There’s little appetite for a 2020 rematch in the coming presidential election, according to a new CNN Poll conducted by SSRS, as majorities of registered voters within each party say they’d rather see someone new nominated in 2024.

Despite tepid support for Trump to win the nomination, the survey finds the former president would likely enjoy majority backing among Republican-aligned voters in the general election if he did emerge as the party’s candidate. About two-thirds of those who want someone else to be the nominee also say they would definitely (36%) or probably (30%) vote for Trump if he did become the party’s nominee.

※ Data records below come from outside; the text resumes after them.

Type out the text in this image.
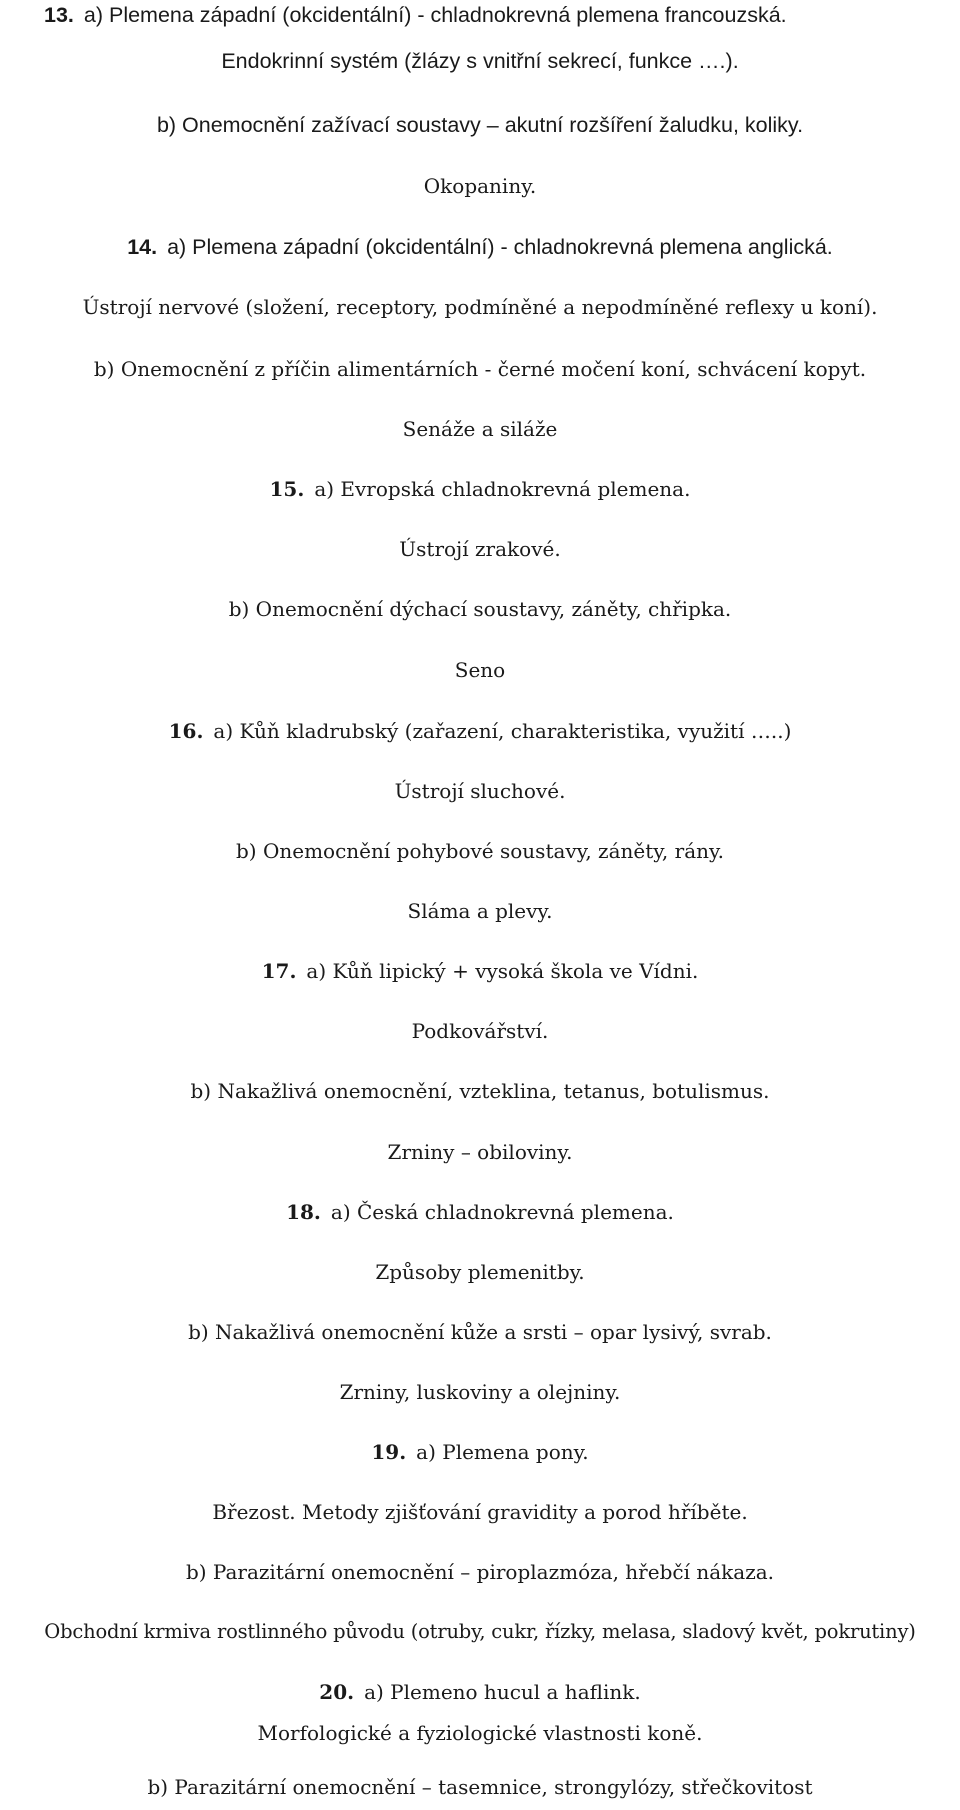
13. a) Plemena západní (okcidentální) - chladnokrevná plemena francouzská.
Endokrinní systém (žlázy s vnitřní sekrecí, funkce ….).
b) Onemocnění zažívací soustavy – akutní rozšíření žaludku, koliky.
Okopaniny.
14. a) Plemena západní (okcidentální) - chladnokrevná plemena anglická.
Ústrojí nervové (složení, receptory, podmíněné a nepodmíněné reflexy u koní).
b) Onemocnění z příčin alimentárních - černé močení koní, schvácení kopyt.
Senáže a siláže
15. a) Evropská chladnokrevná plemena.
Ústrojí zrakové.
b) Onemocnění dýchací soustavy, záněty, chřipka.
Seno
16. a) Kůň kladrubský (zařazení, charakteristika, využití …..)
Ústrojí sluchové.
b) Onemocnění pohybové soustavy, záněty, rány.
Sláma a plevy.
17. a) Kůň lipický + vysoká škola ve Vídni.
Podkovářství.
b) Nakažlivá onemocnění, vzteklina, tetanus, botulismus.
Zrniny – obiloviny.
18. a) Česká chladnokrevná plemena.
Způsoby plemenitby.
b) Nakažlivá onemocnění kůže a srsti – opar lysivý, svrab.
Zrniny, luskoviny a olejniny.
19. a) Plemena pony.
Březost. Metody zjišťování gravidity a porod hříběte.
b) Parazitární onemocnění – piroplazmóza, hřebčí nákaza.
Obchodní krmiva rostlinného původu (otruby, cukr, řízky, melasa, sladový květ, pokrutiny)
20. a) Plemeno hucul a haflink.
Morfologické a fyziologické vlastnosti koně.
b) Parazitární onemocnění – tasemnice, strongylózy, střečkovitost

In total, roughly 8 in 10 Republican-aligned voters either want Trump to be the nominee (38%) or say they would likely vote for him if he won the party’s nod(41%).

Half of Republican-aligned voters think that Trump has done a good thing for the Republicans, but less than a year ago most felt that way. A third (33%) say he’s had a bad effect, and 15% that he hasn’t made much difference.

The CNN Poll of the Democrat Party in the U.S. Rep. I.D. How Do You Think About a Candidate?

Among Democrats who say they’d like someone else as the party’s nominee, nearly three-quarters (72%) say they have no one specific in mind. Among those who do name another candidate, 5% mention Transportation Secretary Pete Buttigieg, 4% California Gov. Gavin Newsom, 4% Vermont Sen. Bernie Sanders, 3% Vice President Kamala Harris and 2% Massachusetts Sen. Elizabeth Warren.

The CNN Poll was conducted among a random national sample of 1,108 adults, drawn from a probability based panel. A live interviewer was used for online and telephone surveys. Results among the full sample have a margin of sampling error of plus or minus 3.6 points; it is larger for subgroups.